Two Minneapolis City Council members who voted to raise their own pay in December said they don’t want that to happen again without more notice and discussion.

The council passed a last-minute resolution giving themselves and the mayor a $10,000 pay raise. The salary increase came without public comment or discussion, and it had passed through no council committees.

Council Members Cam Gordon and Andrew Johnson gave notice Friday that they will introduce an ordinance forbidding quiet passage of elected city official pay increases.

“We are interested in having an ordinance that would require advance notice of consideration of salary increases, a public hearing and an independent citizens’ panel that studies the issue and makes a recommendation that we vote on,” said Johnson, who represents the 12th Ward.

Gordon, who represents the 2nd Ward, said he’s open to ideas on how to structure the process, but he said at minimum, pay raises should go through committee.

“The decision to raise our salaries deserves a little more public exposure,” Gordon said. “Some of the times I’ve been here it’s gone to committee. The last two times it just came up at the last council meeting.”

The latest pay increases passed unanimously and will cost the city $140,000 per year. Johnson said it’s important for elected officials’ salaries to be competitive, but it’s also important for the council to get outside input before it votes.
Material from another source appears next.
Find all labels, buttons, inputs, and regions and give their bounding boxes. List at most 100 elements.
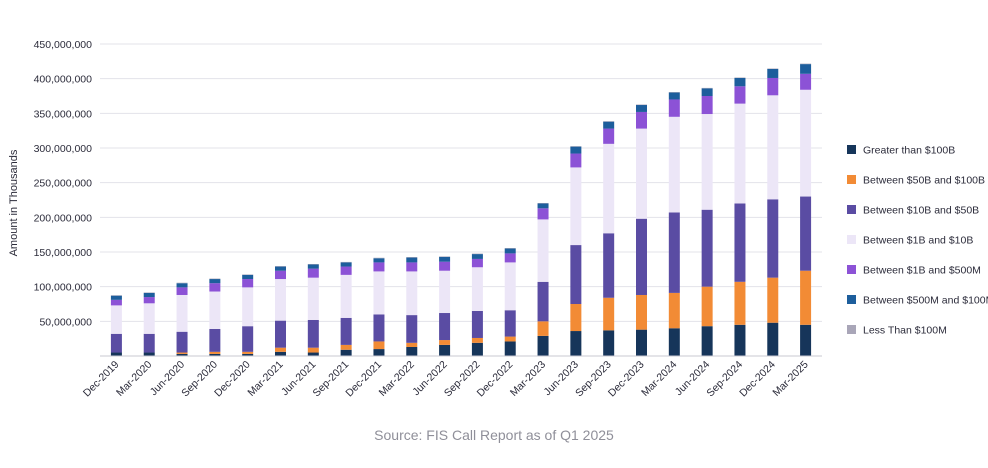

“For most of us, our own pay was not a priority, which is why when we found out at the very end of the term that this was being brought forward, by then it was too late for any sort of public hearing or any sort of advance notice,” Johnson said.

The ordinance is set to be introduced Feb. 9. If it gets seven votes on the 13-member council, it will be referred to a committee, then work its way to a public hearing and a decision by the council.